企業の採用活動における面接とは、言って見ればお見合いです。うまく行けばお互いハッピーですし、そうでなければお互いに取って不幸です。

「安定」を求める人が、「挑戦」を重視する会社に入っても結局うまく行きませんし、逆も然りです。

学歴や容姿だけで結婚相手を選ぶ人はほとんどいないのと同じで、本来は面接とは、対等な立場でお互いの価値観が合うかどうかをチェックする場です。ところが実際の採用面接では、相手に気に入られるようなキャラを無理に演じる人も多いのも事実です。(私も昔は近い事をやっていましたが。)

採用担当はあの手この手でそれを見抜こうとしますが、就活生(転職者)はマニュアルなどを読みながら対策を立てますので、それを短期間で見抜くのは至難の業です。

その点、インターン制度や試用期間を設けることはお互いに取ってメリットがあります。

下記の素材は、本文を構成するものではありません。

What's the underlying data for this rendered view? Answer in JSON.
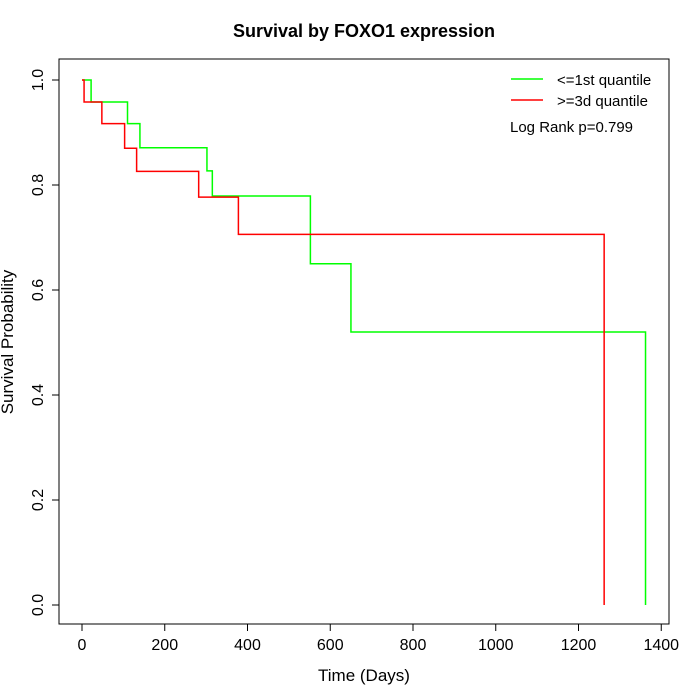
{
  "chart_data": {
    "type": "line",
    "title": "Survival by FOXO1 expression",
    "xlabel": "Time (Days)",
    "ylabel": "Survival Probability",
    "xlim": [
      0,
      1400
    ],
    "ylim": [
      0,
      1
    ],
    "xticks": [
      0,
      200,
      400,
      600,
      800,
      1000,
      1200,
      1400
    ],
    "yticks": [
      0.0,
      0.2,
      0.4,
      0.6,
      0.8,
      1.0
    ],
    "xtick_labels": [
      "0",
      "200",
      "400",
      "600",
      "800",
      "1000",
      "1200",
      "1400"
    ],
    "ytick_labels": [
      "0.0",
      "0.2",
      "0.4",
      "0.6",
      "0.8",
      "1.0"
    ],
    "legend_position": "top-right",
    "annotation": "Log Rank p=0.799",
    "series": [
      {
        "name": "<=1st quantile",
        "color": "#00ff00",
        "steps": [
          [
            0,
            1.0
          ],
          [
            22,
            0.958
          ],
          [
            110,
            0.917
          ],
          [
            140,
            0.871
          ],
          [
            302,
            0.827
          ],
          [
            315,
            0.779
          ],
          [
            552,
            0.65
          ],
          [
            650,
            0.52
          ],
          [
            1362,
            0.0
          ]
        ]
      },
      {
        "name": ">=3d quantile",
        "color": "#ff0000",
        "steps": [
          [
            0,
            1.0
          ],
          [
            5,
            0.958
          ],
          [
            48,
            0.917
          ],
          [
            103,
            0.87
          ],
          [
            132,
            0.826
          ],
          [
            282,
            0.777
          ],
          [
            378,
            0.706
          ],
          [
            1262,
            0.0
          ]
        ]
      }
    ]
  }
}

しばらくの間、一緒の職場で働いてみると、その人のキャラクターが自然にわかりますし、本人も、自分がその会社に合うかどうかが直感的に分かるからです。

僕自身も、憧れの会社でインターンしてみて、入社を見直した事がありますが、人生をムダにしないためにも、こういうプロセスは重要なのです。

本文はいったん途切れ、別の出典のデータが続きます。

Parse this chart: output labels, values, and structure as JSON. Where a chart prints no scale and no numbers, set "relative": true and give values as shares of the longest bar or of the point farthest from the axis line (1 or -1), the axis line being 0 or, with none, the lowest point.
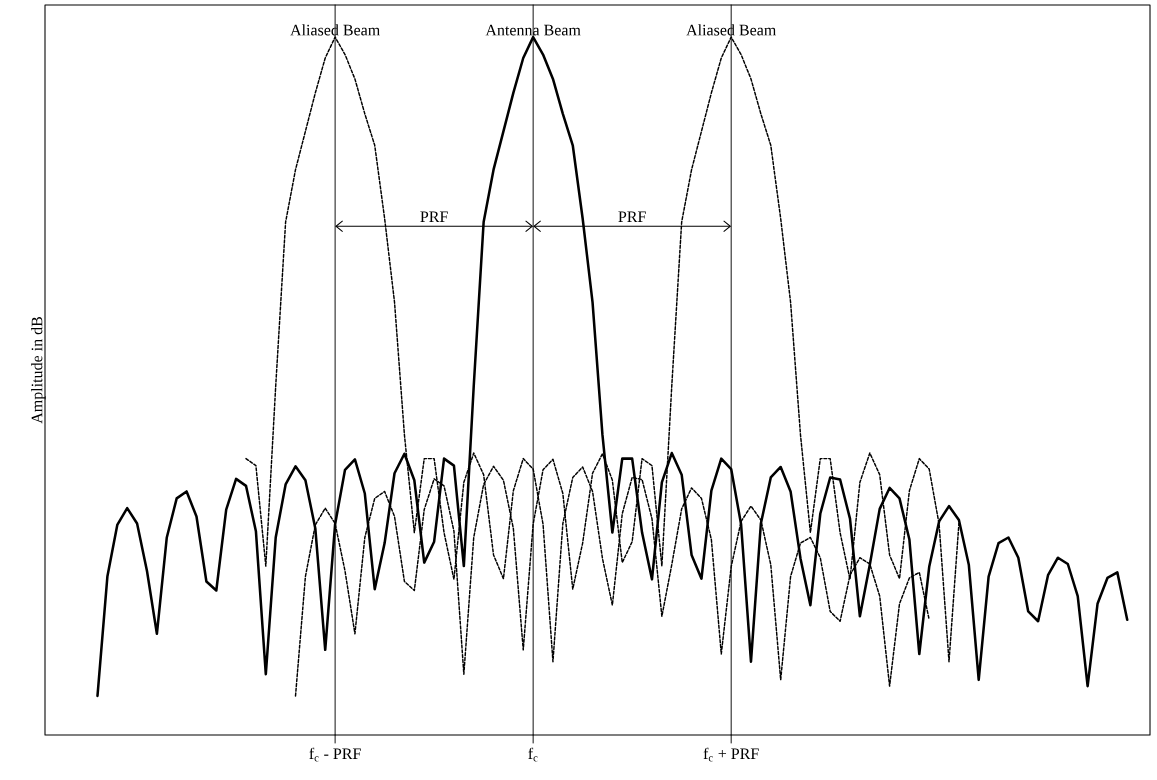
{
  "chart_data": {
    "type": "line",
    "relative": true,
    "ylabel": "Amplitude in dB",
    "marker": "none",
    "grid": "x",
    "categories": [
      null,
      null,
      null,
      null,
      null,
      null,
      null,
      null,
      null,
      null,
      null,
      null,
      null,
      null,
      null,
      null,
      null,
      null,
      null,
      null,
      null,
      null,
      null,
      null,
      null,
      "f$_{c}$ - PRF",
      null,
      null,
      null,
      null,
      null,
      null,
      null,
      null,
      null,
      null,
      null,
      null,
      null,
      null,
      null,
      null,
      null,
      null,
      null,
      "f$_{c}$",
      null,
      null,
      null,
      null,
      null,
      null,
      null,
      null,
      null,
      null,
      null,
      null,
      null,
      null,
      null,
      null,
      null,
      null,
      null,
      "f$_{c}$ + PRF",
      null,
      null,
      null,
      null,
      null,
      null,
      null,
      null,
      null,
      null,
      null,
      null,
      null,
      null,
      null,
      null,
      null,
      null,
      null,
      null,
      null,
      null,
      null,
      null,
      null,
      null,
      null,
      null,
      null,
      null,
      null,
      null,
      null,
      null,
      null,
      null,
      null,
      null,
      null,
      null
    ],
    "annotations": [
      "PRF",
      "PRF"
    ],
    "series": [
      {
        "name": "Aliased Beam",
        "color": "#000000",
        "line_style": "dashed",
        "values": [
          null,
          null,
          null,
          null,
          null,
          null,
          null,
          null,
          null,
          null,
          null,
          null,
          null,
          null,
          null,
          null,
          0.396,
          0.386,
          0.242,
          0.5,
          0.735,
          0.81,
          0.865,
          0.92,
          0.97,
          1.0,
          0.975,
          0.94,
          0.89,
          0.845,
          0.74,
          0.62,
          0.43,
          0.29,
          0.396,
          0.396,
          0.29,
          0.223,
          0.362,
          0.404,
          0.373,
          0.258,
          0.224,
          0.35,
          0.396,
          0.381,
          0.302,
          0.105,
          0.303,
          0.369,
          0.384,
          0.349,
          0.253,
          0.186,
          0.317,
          0.369,
          0.366,
          0.31,
          0.17,
          0.244,
          0.324,
          0.354,
          0.339,
          0.28,
          0.116,
          0.241,
          0.306,
          0.328,
          0.308,
          0.244,
          0.079,
          0.227,
          0.275,
          0.283,
          0.254,
          0.177,
          0.163,
          0.229,
          0.254,
          0.245,
          0.199,
          0.07,
          0.188,
          0.225,
          0.233,
          0.165,
          null,
          null,
          null,
          null,
          null,
          null,
          null,
          null,
          null,
          null,
          null,
          null,
          null,
          null,
          null,
          null,
          null,
          null,
          null,
          null
        ]
      },
      {
        "name": "Antenna Beam",
        "color": "#000000",
        "line_style": "solid",
        "values": [
          null,
          0.056,
          0.227,
          0.301,
          0.325,
          0.303,
          0.235,
          0.145,
          0.283,
          0.339,
          0.349,
          0.313,
          0.22,
          0.207,
          0.323,
          0.367,
          0.357,
          0.292,
          0.087,
          0.283,
          0.359,
          0.385,
          0.365,
          0.296,
          0.122,
          0.302,
          0.38,
          0.395,
          0.346,
          0.209,
          0.275,
          0.375,
          0.403,
          0.365,
          0.247,
          0.277,
          0.396,
          0.386,
          0.242,
          0.5,
          0.735,
          0.81,
          0.865,
          0.92,
          0.97,
          1.0,
          0.975,
          0.94,
          0.89,
          0.845,
          0.74,
          0.62,
          0.43,
          0.29,
          0.396,
          0.396,
          0.29,
          0.223,
          0.362,
          0.404,
          0.373,
          0.258,
          0.224,
          0.35,
          0.396,
          0.381,
          0.302,
          0.105,
          0.303,
          0.369,
          0.384,
          0.349,
          0.253,
          0.186,
          0.317,
          0.369,
          0.366,
          0.31,
          0.17,
          0.244,
          0.324,
          0.354,
          0.339,
          0.28,
          0.116,
          0.241,
          0.306,
          0.328,
          0.308,
          0.244,
          0.079,
          0.227,
          0.275,
          0.283,
          0.254,
          0.177,
          0.163,
          0.229,
          0.254,
          0.245,
          0.199,
          0.07,
          0.188,
          0.225,
          0.233,
          0.165
        ]
      },
      {
        "name": "Aliased Beam",
        "color": "#000000",
        "line_style": "dashed",
        "values": [
          null,
          null,
          null,
          null,
          null,
          null,
          null,
          null,
          null,
          null,
          null,
          null,
          null,
          null,
          null,
          null,
          null,
          null,
          null,
          null,
          null,
          0.056,
          0.227,
          0.301,
          0.325,
          0.303,
          0.235,
          0.145,
          0.283,
          0.339,
          0.349,
          0.313,
          0.22,
          0.207,
          0.323,
          0.367,
          0.357,
          0.292,
          0.087,
          0.283,
          0.359,
          0.385,
          0.365,
          0.296,
          0.122,
          0.302,
          0.38,
          0.395,
          0.346,
          0.209,
          0.275,
          0.375,
          0.403,
          0.365,
          0.247,
          0.277,
          0.396,
          0.386,
          0.242,
          0.5,
          0.735,
          0.81,
          0.865,
          0.92,
          0.97,
          1.0,
          0.975,
          0.94,
          0.89,
          0.845,
          0.74,
          0.62,
          0.43,
          0.29,
          0.396,
          0.396,
          0.29,
          0.223,
          0.362,
          0.404,
          0.373,
          0.258,
          0.224,
          0.35,
          0.396,
          0.381,
          0.302,
          0.105,
          0.303,
          null,
          null,
          null,
          null,
          null,
          null,
          null,
          null,
          null,
          null,
          null,
          null,
          null,
          null,
          null,
          null,
          null
        ]
      }
    ]
  }
}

人間の直観が案外正しい事は、最近になっていろいろな心理実験で証明されつつあります。私も数百名の履歴書を見ながら採用面接をする経験を何度かしましたが、何となくいいと思った人は、数年つきあってもやっぱり印象は変わらない事がほとんどでした。

もちろん、経歴やスキルが不要だと言っている訳ではないのですが、それだけではあまりに不十分なのです。

ただし直観はあくまでフワッとした感覚的なので、立派な経歴を見せられると気持ちはゆらぎます。ただし「なんだか違和感があるな」と思った人は、やっぱり合わない人が多かったのも事実です。その人がいい、悪い、優秀だ、優秀ではない、という問題ではなく、一緒に働くメンバーとして、お互いにフィーリング(相性)が合うかどうかが重要なのです。

昔、上司が「早く採用しろ」「フィーリングなんか関係ない」とあまりにせき立てるので、しぶしぶ経歴ベースで採用した結果、散々だったことがあります。(これは、いろいろな意味で良い勉強になりました。)

やはり、同じ価値観を同僚とも共有できるのであれば楽しいし、モチベーションが上がります。またその人が退職したとしても、良い関係が続きます。その意味で、組織を作る上で最初のゲートである採用は、重要な「環境コントロール」活動なのです。